Agricultural Research Service

Title: Object-Oriented Image Analysis for Mapping Shrub Encroachment from 1937-2003 in Southern New Mexico

Authors
item Laliberte, Andrea - NEW MEXICO STATE UNIV
item RANGO, ALBERT
item HAVSTAD, KRIS
item Paris, Jack - DIGITAL GLOBE INC
item Beck, Reldon - NEW MEXICO STATE UNIV
item Mcneely, Rob - NEW MEXICO STATE UNIV
item SLAUGHTER, AMALIA

Submitted to: Remote Sensing of Environment
Publication Type: Peer Reviewed Journal
Publication Acceptance Date: July 22, 2004
Publication Date: September 20, 2004
Citation: Laliberte, A.S., Rango, A., Havstad, K.M., Paris, J.F., Beck, R.F., Mcneely, R., Slaughter, A.L. 2004. Object-oriented image analysis for mapping shrub encroachment from 1937-2003 in southern New Mexico. Remote Sensing of Environment. 93:198-210.

Interpretive Summary: Shrub encroachment into arid and semiarid grasslands in the southwestern United States is of concern because increased shrub cover leads to declines in species diversity, water availability, grazing capacity, and soil organic matter. The objectives of this study were to (1) measure shrub and grass cover dynamics over a 66-year time period in the Jornada Basin of southern New Mexico using historical aerial photography and a high-resolution satellite image, and (2) to evaluate an image analysis approach of multi-resolution image segmentation and object-oriented image classification. Shrub cover increased from 0.9% in 1937 to 13.1% in 2003, while grass cover declined from 18.5% to 1.9%. Vegetation dynamics reflected changes in precipitation patterns, in particular effects of the 1951-1956 drought. The use of object-based classification has advantages over pixel-based classification for the extraction of shrubs from high-resolution, remotely sensed imagery. This approach approximates the way humans interpret information visually from aerial photos but has the benefit of an automated classification routine. The techniques used in this study are applicable to many areas of the western United States where shrub or tree encroachment is of concern. The methods allow scientists as well as landowners to use readily available aerial photography and/or satellite imagery to measure shrub cover and document shrub encroachment over time. As the resolution of future planned imaging satellites increases, the techniques used in this study will become more commonplace for measuring shrub cover.
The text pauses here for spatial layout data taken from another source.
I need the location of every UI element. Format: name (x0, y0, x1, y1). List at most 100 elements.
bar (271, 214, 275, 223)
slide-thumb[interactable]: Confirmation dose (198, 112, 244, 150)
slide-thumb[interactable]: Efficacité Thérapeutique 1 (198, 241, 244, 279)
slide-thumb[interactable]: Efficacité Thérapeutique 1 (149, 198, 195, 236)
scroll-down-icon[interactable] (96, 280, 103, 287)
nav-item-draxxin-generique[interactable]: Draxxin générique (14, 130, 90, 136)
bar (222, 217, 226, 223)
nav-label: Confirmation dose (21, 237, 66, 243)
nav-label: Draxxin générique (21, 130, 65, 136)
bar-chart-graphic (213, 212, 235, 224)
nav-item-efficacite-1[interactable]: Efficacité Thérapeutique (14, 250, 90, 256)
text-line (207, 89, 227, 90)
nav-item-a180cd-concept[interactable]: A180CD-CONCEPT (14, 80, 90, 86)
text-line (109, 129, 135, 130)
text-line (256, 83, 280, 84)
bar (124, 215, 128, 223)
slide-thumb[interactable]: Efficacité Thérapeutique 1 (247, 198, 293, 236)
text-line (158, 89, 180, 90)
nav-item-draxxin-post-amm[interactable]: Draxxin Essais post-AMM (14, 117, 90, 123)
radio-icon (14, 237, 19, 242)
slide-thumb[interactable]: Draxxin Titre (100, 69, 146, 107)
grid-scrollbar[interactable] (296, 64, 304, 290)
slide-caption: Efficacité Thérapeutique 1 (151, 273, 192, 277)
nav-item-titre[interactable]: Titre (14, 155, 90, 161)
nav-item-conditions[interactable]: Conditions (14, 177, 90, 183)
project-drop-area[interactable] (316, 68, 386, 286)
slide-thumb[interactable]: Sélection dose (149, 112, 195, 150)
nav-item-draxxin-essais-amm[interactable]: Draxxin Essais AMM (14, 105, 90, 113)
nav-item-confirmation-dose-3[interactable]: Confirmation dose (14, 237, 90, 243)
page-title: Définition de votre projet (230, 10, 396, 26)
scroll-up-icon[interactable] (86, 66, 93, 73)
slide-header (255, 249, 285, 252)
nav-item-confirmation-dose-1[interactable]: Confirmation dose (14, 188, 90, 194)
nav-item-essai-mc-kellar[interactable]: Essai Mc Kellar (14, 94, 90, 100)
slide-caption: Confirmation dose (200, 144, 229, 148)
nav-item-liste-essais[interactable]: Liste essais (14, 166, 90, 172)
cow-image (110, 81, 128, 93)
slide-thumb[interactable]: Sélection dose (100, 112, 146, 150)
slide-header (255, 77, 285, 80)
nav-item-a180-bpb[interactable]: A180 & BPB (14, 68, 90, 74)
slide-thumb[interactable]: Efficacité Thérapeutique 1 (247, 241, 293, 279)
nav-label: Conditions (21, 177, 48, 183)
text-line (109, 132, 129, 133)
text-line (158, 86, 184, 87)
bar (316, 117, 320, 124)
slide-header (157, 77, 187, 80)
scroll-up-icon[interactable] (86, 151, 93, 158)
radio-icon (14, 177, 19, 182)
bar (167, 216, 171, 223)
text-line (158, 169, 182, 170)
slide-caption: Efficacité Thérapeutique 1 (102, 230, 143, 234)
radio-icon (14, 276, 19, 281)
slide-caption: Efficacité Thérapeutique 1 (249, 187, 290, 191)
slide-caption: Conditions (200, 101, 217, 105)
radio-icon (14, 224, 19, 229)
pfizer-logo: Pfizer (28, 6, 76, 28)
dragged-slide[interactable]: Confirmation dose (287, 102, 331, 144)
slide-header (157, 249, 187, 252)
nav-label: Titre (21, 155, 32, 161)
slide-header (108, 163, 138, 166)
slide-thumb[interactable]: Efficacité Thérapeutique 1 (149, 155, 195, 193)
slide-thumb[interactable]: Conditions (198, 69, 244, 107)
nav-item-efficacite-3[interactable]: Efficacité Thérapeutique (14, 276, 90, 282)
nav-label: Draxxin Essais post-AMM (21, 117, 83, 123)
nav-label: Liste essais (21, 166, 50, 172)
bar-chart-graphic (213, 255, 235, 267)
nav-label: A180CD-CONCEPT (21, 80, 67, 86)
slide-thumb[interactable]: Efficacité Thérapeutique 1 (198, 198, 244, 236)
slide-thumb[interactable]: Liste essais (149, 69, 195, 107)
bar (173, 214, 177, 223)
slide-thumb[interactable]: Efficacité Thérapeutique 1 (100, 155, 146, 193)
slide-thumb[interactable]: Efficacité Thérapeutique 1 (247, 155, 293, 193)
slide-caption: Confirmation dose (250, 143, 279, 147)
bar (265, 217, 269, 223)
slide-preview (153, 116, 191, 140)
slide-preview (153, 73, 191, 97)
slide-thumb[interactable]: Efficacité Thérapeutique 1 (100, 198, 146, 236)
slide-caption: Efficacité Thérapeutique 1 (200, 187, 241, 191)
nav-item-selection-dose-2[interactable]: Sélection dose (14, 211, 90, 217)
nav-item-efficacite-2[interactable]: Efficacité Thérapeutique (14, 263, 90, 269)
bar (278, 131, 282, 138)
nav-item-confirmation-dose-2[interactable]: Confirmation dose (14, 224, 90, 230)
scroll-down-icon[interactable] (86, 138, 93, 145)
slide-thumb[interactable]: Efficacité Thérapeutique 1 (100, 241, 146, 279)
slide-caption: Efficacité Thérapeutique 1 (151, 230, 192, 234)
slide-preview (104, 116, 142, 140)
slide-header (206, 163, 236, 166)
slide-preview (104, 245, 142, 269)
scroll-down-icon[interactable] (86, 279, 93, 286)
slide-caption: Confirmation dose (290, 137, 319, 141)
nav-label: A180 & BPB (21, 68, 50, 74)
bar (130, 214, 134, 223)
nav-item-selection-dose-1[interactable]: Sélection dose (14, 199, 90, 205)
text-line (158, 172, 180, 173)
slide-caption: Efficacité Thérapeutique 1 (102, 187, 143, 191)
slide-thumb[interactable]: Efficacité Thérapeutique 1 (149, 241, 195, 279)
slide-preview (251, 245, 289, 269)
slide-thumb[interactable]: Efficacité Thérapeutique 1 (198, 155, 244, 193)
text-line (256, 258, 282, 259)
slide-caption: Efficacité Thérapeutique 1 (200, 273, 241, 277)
Technical Abstract: Shrub encroachment into arid and semiarid grasslands in the southwestern United States is of concern because increased shrub cover leads to declines in species diversity, water availability, grazing capacity, and soil organic matter. Although it is well known that shrubs have increased over time, we have little quantitative information related to the nonlinear nature of this vegetation change over a particular time period. On the USDA-ARS Jornada Experimental Range and the adjacent Chihuahuan Desert Rangeland Research Center (CDRRC)(New Mexico State University) in southern New Mexico, shrub increase has been measured with various ground survey techniques extending back to 1858. For this study, we used 11 aerial photos taken between 1937 and 1996 that covered a 150-ha study area and had sufficient resolution for shrub detection. A QuickBird satellite image provided coverage for 2003. We used image segmentation and object-based classification to monitor vegetation changes over time. Shrub cover increased from 0.9% in 1937 to 13.1% in 2003, while grass cover declined from 18.5% to 1.9%. Vegetation dynamics reflected changes in precipitation patterns, in particular effects of the 1951-1956 drought. Accuracy assessment showed that shrub and grass cover was underestimated due to the constraint of the pixel size. Eighty-seven percent of all shrubs >2m2 were detected. The use of object-based classification has advantages over pixel-based classification for the extraction of shrubs from panchromatic aerial and high-resolution satellite imagery. Incorporating both spectral and spatial image information approximates the way humans interpret information visually from aerial photos but has the benefit of an automated classification routine. Combining several scales of analysis in a hierarchical segmentation method is appropriate in an ecological sense and allowed for determining shrub density in coarser level classes. Despite encountering difficulties in analyzing a greatly varying aerial photo dataset, including variability in spectral and spatial resolutions, moisture conditions, time of year of observation, and appearance of grass cover, aerial photos provide an invaluable historic record for monitoring shrub encroachment into a desert grassland.